Vivent les conflits !
mis en ligne le 18 décembre 2013
« Les conflits, c’est la vie ! » Tel est le titre du dernier numéro de Réfactions. Le numéro 31 de la revue se concentre sur les conflits au niveau microstructurel, en particulier dans les milieux libertaires. L’éditorial justifie ce choix en affirmant que « toute la vie collective est traversée de conflits, pour lesquels se pose la question de leur caractère moteur ou paralysant. Qu’on le dise pour les célébrer ou parce qu’il faut bien vivre avec, les conflits, c’est la vie ». Il rappelle également que le collectif est composé d’individus d’orientations libertaires variées, appartenant ou non à des organisations anarchistes.« Les conflits, c’est la vie » est à mettre en tension avec le numéro 17 « Pouvoirs et conflictualités » (automne 2006) qui s’interrogeait sur la façon dont la pensée politique contemporaine renvoyait la conflictualité hors du champ politique, réduisant celui-ci à la dimension juridique de la garantie des droits, avec pour conséquence « le congé définitif donné à toute idée et tout imaginaire de la révolution ». En conflit permanent avec la société telle qu’elle existe, l’anarchisme est lui-même traversé de conflits. Parce qu’il refuse l’intercession d’une instance transcendante chargée de les régler (ou de les étouffer), il a développé à cet égard des théories et des pratiques originales, « depuis les jurys d’honneurs jusqu’aux groupes affinitaires, en passant par la pratique du consensus formel ».

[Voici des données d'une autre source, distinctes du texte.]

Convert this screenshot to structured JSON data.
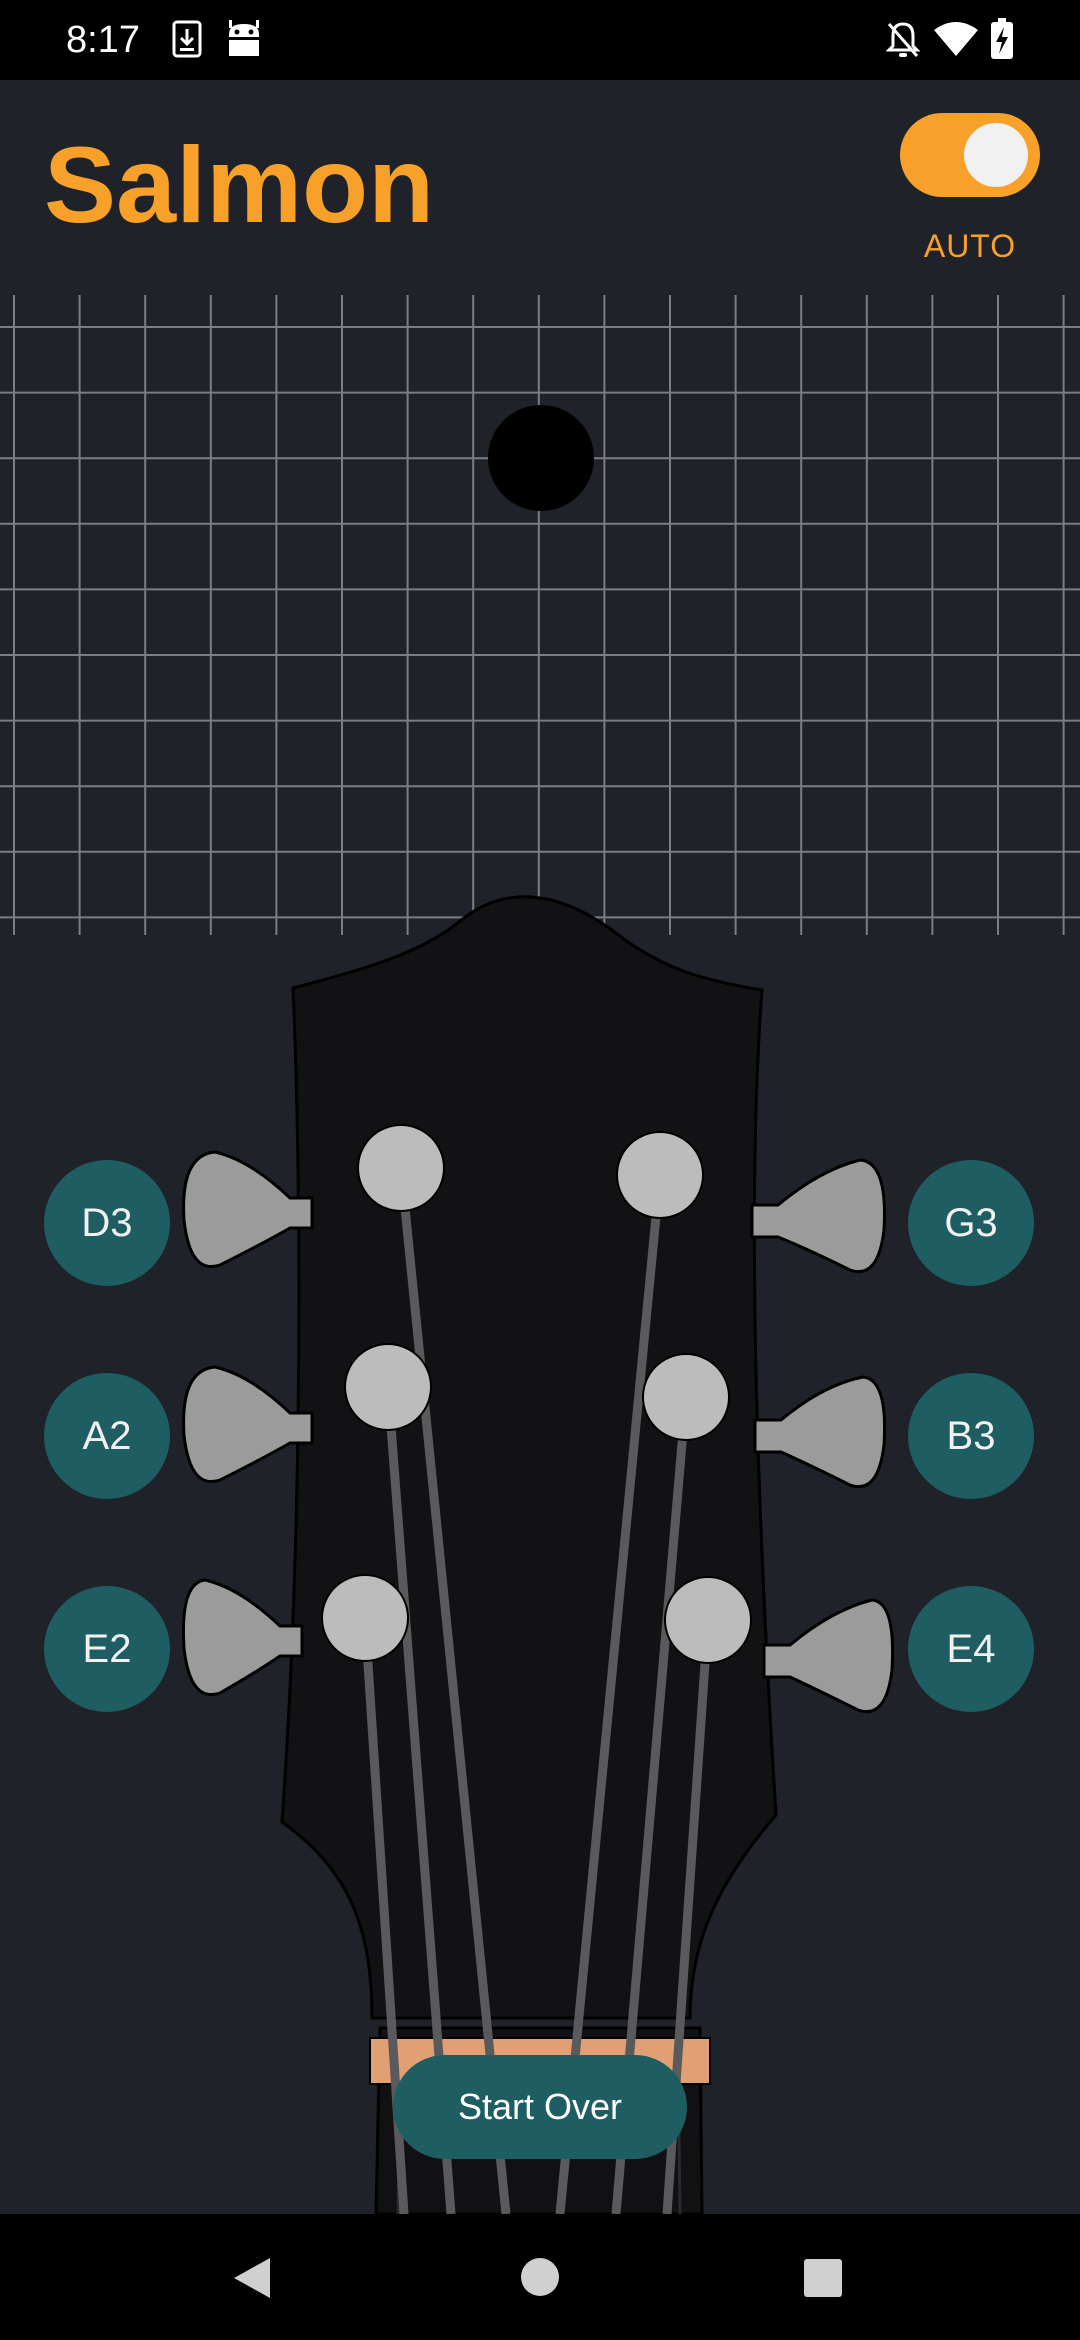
{
  "status_bar": {
    "time": "8:17",
    "icons": [
      "download-icon",
      "android-icon",
      "notifications-off-icon",
      "wifi-icon",
      "battery-charging-icon"
    ]
  },
  "app": {
    "title": "Salmon",
    "auto_label": "AUTO",
    "auto_toggle_on": true,
    "accent_color": "#f7a12a",
    "button_color": "#1e5e62"
  },
  "strings": {
    "left": [
      {
        "label": "D3"
      },
      {
        "label": "A2"
      },
      {
        "label": "E2"
      }
    ],
    "right": [
      {
        "label": "G3"
      },
      {
        "label": "B3"
      },
      {
        "label": "E4"
      }
    ]
  },
  "actions": {
    "start_over": "Start Over"
  },
  "nav_bar": {
    "icons": [
      "back-icon",
      "home-icon",
      "recents-icon"
    ]
  }
}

Plus qu’une question d’échelle, les conflits sont distingués dès les premières pages des luttes externes contre les systèmes de domination (capitalisme, patriarcat, État…) par l’idée que la notion de conflit impliquerait une égalité des forces. Est soulevée la difficulté, dans les milieux libertaires, de nommer le conflit interne qui passe par le fait de s’extraire de ce même conflit. Pourtant, le nommer permet de mettre les deux forces qui se heurtent sur un pied d’égalité et, donc, de le désamorcer en partie. Jean-Christophe Angaut note, dans « L’anarchisme et ses conflits », qui ouvre le dossier, que « dans tout collectif […] peuvent se reproduire les relations de domination qui sont précisément celles qu’il prétend combattre en dehors », questionnant l’opposition intérieur-extérieur.
La commission de rédaction veille à ne pas tomber dans trop d’abstraction en laissant une belle place à l’analyse de plusieurs conflits ayant marqué des milieux libertaires ces dernières années. Ainsi, Annick Stevens propose une analyse et une « tentative de compréhension du cas des éditions Agone ». Du fait de l’actualité du sujet, cet article est d’ailleurs publié également en ligne sur le site de Réfractions. Alain Thévenet, quant à lui, revient sur son expérience de la CNT dans l’article « À propos d’un conflit récent ». La section Anarchive exhume un texte de Pierre Jouventin de 1971 intitulé « Ce qui ne va pas au sein de la FA » qui pose la question du caractère répétitif de certains conflits qui présentent souvent des traits similaires, bien que les époques changent.
Avec l’article « Attention, un conflit peut en cacher un autre », Bernard Hennequin pose la question de la règle commune (« pacte associatif ») instaurée selon le principe de libre association, et du non-respect de cette règle commune (selon une terminologie, à notre sens malheureuse, de « déviance » qui est utilisée en ce moment dans les milieux libertaires pour questionner le droit, la justice et la police en société anarchiste). Car, c’est bien un autre des objets sous-jacents que l’on peut voir à la lecture de nombres d’articles de ce n° 31 de Réfractions, celui de l’angle du droit pour résoudre les conflits. Peut-être un appel pour une prochaine parution de Réfractions qui reprendrait, sous un autre angle, la question du droit (le numéro 6, « De quel droit ? », datant déjà de l’automne 2000, et ayant porté sur une critique plutôt macrostructurelle du droit en société bourgeoise).